• Optimal Unemployment Insurance in a Model With Skill Loss and Match Quality Uncertainty

      Fardmanesh, Mohsen; Swanson, Charles E.; Ritter, Moritz B.; Elyasiani, Elyas (Temple University. Libraries, 2013)
      This dissertation makes a contribution to the question of how best to set the rate of unemployment compensation. Previous research on this topic has emphasized the behavioral response of non-workers to various incentives created by unemployment insurance. Recent work has emphasized two new features. One is the importance of including savings in the model, and the other the recognition that skills tend to rise during employment and fall during unemployment spells. This thesis seeks to combine all three features, search incentives, savings, and skill change effects. The strategy is to develop an unemployment model with these features and to obtain parameters values from a variety of sources, including SIPP data and research by other authors on related questions. The model is then simulated for various ranges of policy choices. The primary policy choice is the benefit replacement ratio, a number that determines the actual level of unemployment compensation. Taxes are set under different assumptions. In some cases, taxes are set to achieve budget balance. In other cases, taxes are set independently of benefit levels. This feature assumes the possibility of a subsidy from other sources, but it allows for a study of the independent incentive effects of benefits and tax rates.
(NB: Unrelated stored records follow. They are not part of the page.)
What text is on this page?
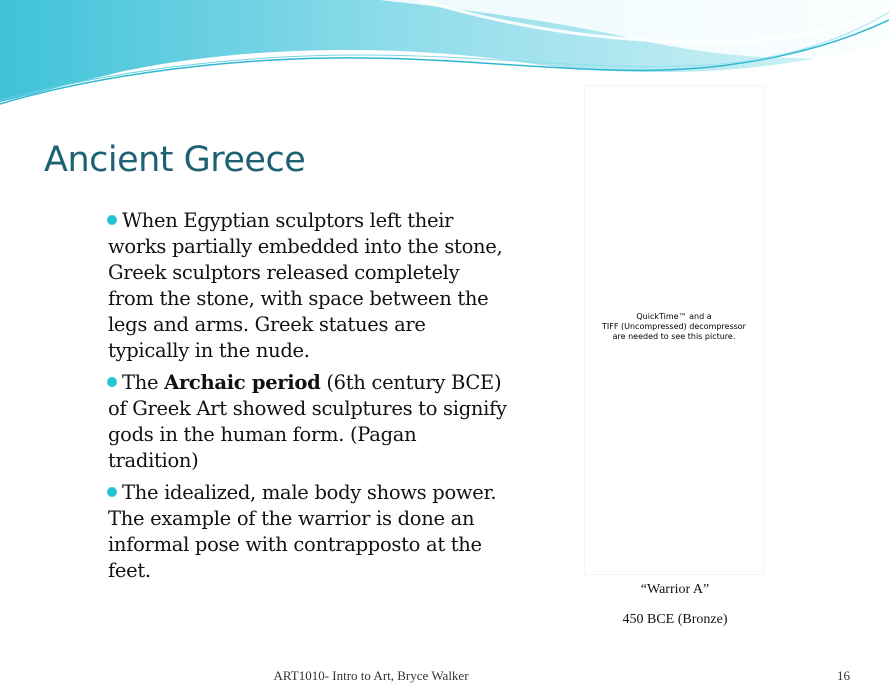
Ancient Greece
When Egyptian sculptors left their works partially embedded into the stone, Greek sculptors released completely from the stone, with space between the legs and arms. Greek statues are typically in the nude.
The Archaic period (6th century BCE) of Greek Art showed sculptures to signify gods in the human form. (Pagan tradition)
The idealized, male body shows power. The example of the warrior is done an informal pose with contrapposto at the feet.
QuickTime™ and a
TIFF (Uncompressed) decompressor
are needed to see this picture.
“Warrior A”
450 BCE (Bronze)
ART1010- Intro to Art, Bryce Walker	16
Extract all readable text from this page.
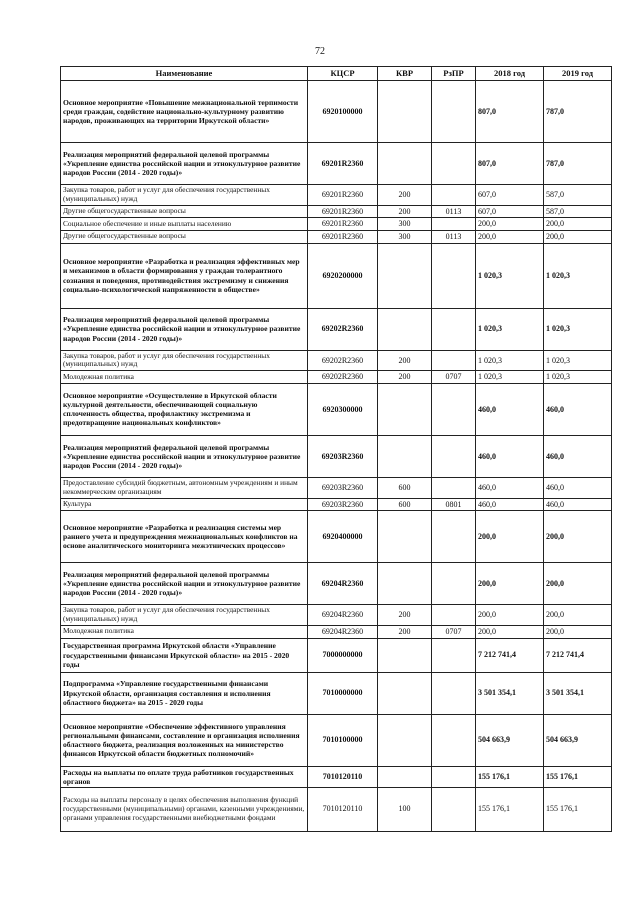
72
Наименование	КЦСР	КВР	РзПР	2018 год	2019 год
Основное мероприятие «Повышение межнациональной терпимости среди граждан, содействие национально-культурному развитию народов, проживающих на территории Иркутской области»	6920100000			807,0	787,0
Реализация мероприятий федеральной целевой программы «Укрепление единства российской нации и этнокультурное развитие народов России (2014 - 2020 годы)»	69201R2360			807,0	787,0
Закупка товаров, работ и услуг для обеспечения государственных (муниципальных) нужд	69201R2360	200		607,0	587,0
Другие общегосударственные вопросы	69201R2360	200	0113	607,0	587,0
Социальное обеспечение и иные выплаты населению	69201R2360	300		200,0	200,0
Другие общегосударственные вопросы	69201R2360	300	0113	200,0	200,0
Основное мероприятие «Разработка и реализация эффективных мер и механизмов в области формирования у граждан толерантного сознания и поведения, противодействия экстремизму и снижения социально-психологической напряженности в обществе»	6920200000			1 020,3	1 020,3
Реализация мероприятий федеральной целевой программы «Укрепление единства российской нации и этнокультурное развитие народов России (2014 - 2020 годы)»	69202R2360			1 020,3	1 020,3
Закупка товаров, работ и услуг для обеспечения государственных (муниципальных) нужд	69202R2360	200		1 020,3	1 020,3
Молодежная политика	69202R2360	200	0707	1 020,3	1 020,3
Основное мероприятие «Осуществление в Иркутской области культурной деятельности, обеспечивающей социальную сплоченность общества, профилактику экстремизма и предотвращение национальных конфликтов»	6920300000			460,0	460,0
Реализация мероприятий федеральной целевой программы «Укрепление единства российской нации и этнокультурное развитие народов России (2014 - 2020 годы)»	69203R2360			460,0	460,0
Предоставление субсидий бюджетным, автономным учреждениям и иным некоммерческим организациям	69203R2360	600		460,0	460,0
Культура	69203R2360	600	0801	460,0	460,0
Основное мероприятие «Разработка и реализация системы мер раннего учета и предупреждения межнациональных конфликтов на основе аналитического мониторинга межэтнических процессов»	6920400000			200,0	200,0
Реализация мероприятий федеральной целевой программы «Укрепление единства российской нации и этнокультурное развитие народов России (2014 - 2020 годы)»	69204R2360			200,0	200,0
Закупка товаров, работ и услуг для обеспечения государственных (муниципальных) нужд	69204R2360	200		200,0	200,0
Молодежная политика	69204R2360	200	0707	200,0	200,0
Государственная программа Иркутской области «Управление государственными финансами Иркутской области» на 2015 - 2020 годы	7000000000			7 212 741,4	7 212 741,4
Подпрограмма «Управление государственными финансами Иркутской области, организация составления и исполнения областного бюджета» на 2015 - 2020 годы	7010000000			3 501 354,1	3 501 354,1
Основное мероприятие «Обеспечение эффективного управления региональными финансами, составление и организация исполнения областного бюджета, реализация возложенных на министерство финансов Иркутской области бюджетных полномочий»	7010100000			504 663,9	504 663,9
Расходы на выплаты по оплате труда работников государственных органов	7010120110			155 176,1	155 176,1
Расходы на выплаты персоналу в целях обеспечения выполнения функций государственными (муниципальными) органами, казенными учреждениями, органами управления государственными внебюджетными фондами	7010120110	100		155 176,1	155 176,1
Results from the simulations using the most likely parameter specification indicate that a replacement ratio of 58\% is best. A replacement ratio slightly higher than the optimal ratio can lead to a large decrease in average utility, and is problematic. When human capital changes are relatively less responsive to unemployment and employment duration, longer unemployment spells are more desirable as they lead to better matches. When the effect of taxes and benefits are looked at separately, the benefit ratio aspects matters more than the tax rate.